KUNDUZ -- About 280 Taliban fighters have laid down their weapons and joined the peace process in Balkh and Sar-e-Pul provinces since last month, say local officials.
Pressure on the Taliban increased after militants attacked Jundor village on September 16 as villagers refused to pay ushr and zakat. The assault left six members of one family dead and wounded several others, according to Saleema Mazari, the district governor of Chaharkent in Balkh Province.
Following efforts by tribal elders, 120 Taliban fighters, including child soldiers, were persuaded to surrender to local authorities on October 4, she said.

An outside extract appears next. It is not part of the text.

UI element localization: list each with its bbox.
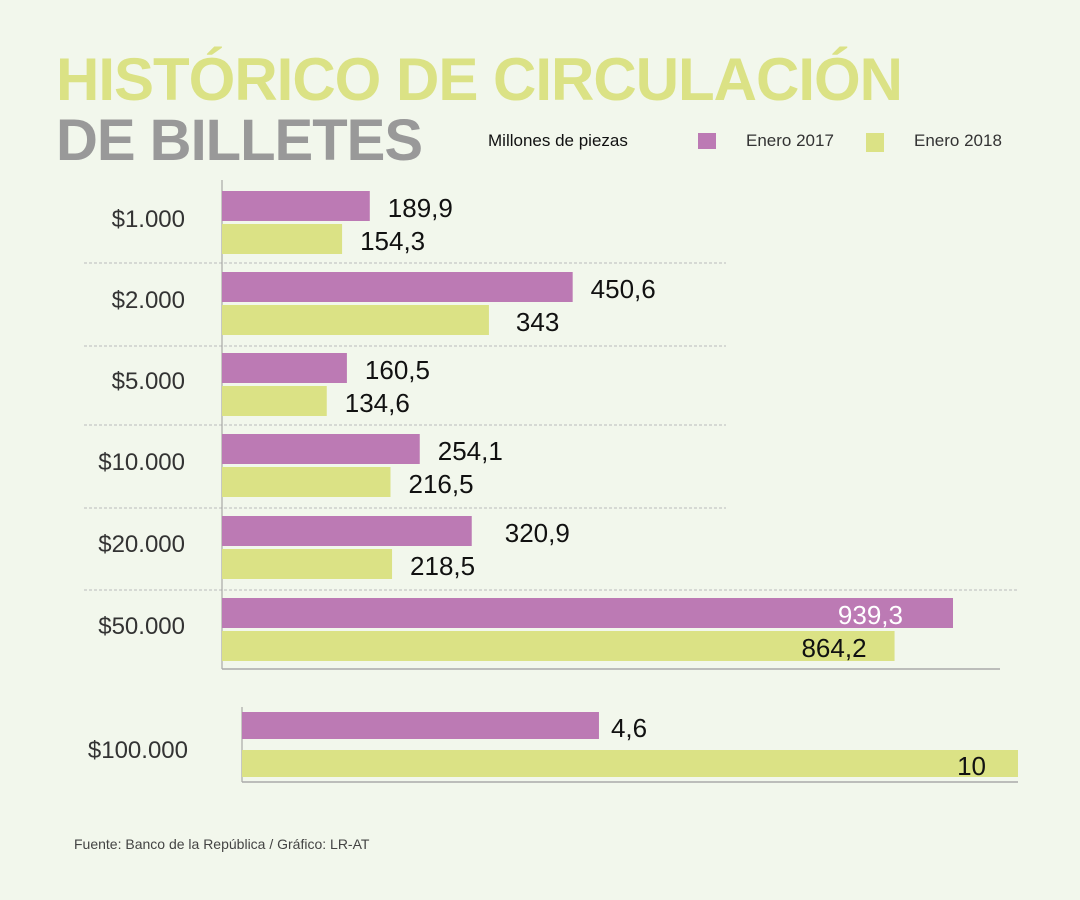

"After realising that war is not the solution, this group parted ways with the Taliban and joined the National Defence and Security Forces," Mazari said.
"While expressing their regret... this group handed over their arms and equipment to the defence and security forces," the Ministry of Defence announced Tuesday (October 6).
This group of Taliban was led by Mullah Khudaidad, an ethnic Uzbek, and had been fighting against the government for the last two years, according to Shamsuddin Sadaat, a tribal elder in Balkh Province.
"About 400 families live in Jundor village," said Sadaat. "Fortunately, with good co-ordination and regular communication, we convinced them [the Taliban militants] to surrender."
"Once they informed us of their readiness, and together with the district governor and the chief of the National Directorate of Security for Chaharkent District, we went to welcome them during the night and received 120 people according to the list," he said.
"They surrendered 120 weapons including Kalashnikovs, RPGs [rocket propelled grenades], DShKs [Russian machine guns], mortars and ammunition," Sadaat added.
Separately, 150 Taliban fighters joined the peace process Sunday (October 4) in Sar-e-Pul Province.
Pressure on Taliban fighters in Balkhab and Kohistanat districts by security forces led to their surrender, said Mohammad Hanif Razayee, a spokesman for the Afghan National Army's 209th Shaheen Corps based in Mazar-e-Sharif.
"One hundred and fifty Taliban including... local leaders of the Taliban abandoned violence and joined the peace process," Rezayee said.
"Some of the Taliban also are tired of violence and have inclinations toward peace," he said.
Time for peace
Afghans have suffered from two decades of war and destruction and no longer want to hear gunfire, said a number of Balkh residents.
"For the past year, our people in four villages were living in insecurity. There was fighting every day. The residents were being killed or injured daily," said Jafar Ali, 42, a resident of Chaharkent District.
"But with the surrender of this large group of Taliban, it is possible that security will improve and civilians can take a breath," he said.
"For the first time, an exceptional and historic opportunity has been provided to Afghans... the negotiations between Taliban and the Afghan government," said Maroof Naderi, a resident of Mazar-e-Sharif, referring to intra-Afghan peace talks being held in Doha, Qatar.
"The time for war has ended. The time for peace has arrived, and the involved parties must use this opportunity," Naderi said.
"The Taliban should not kill people of this country mercilessly under one name or another," said Farida Qayoumi, another resident of Mazar-e-Sharif.
"If the Taliban are after jihad, then against whom are they leading this jihad? Against the defence and security forces who pray five times a day in their positions?" Qayoumi asked.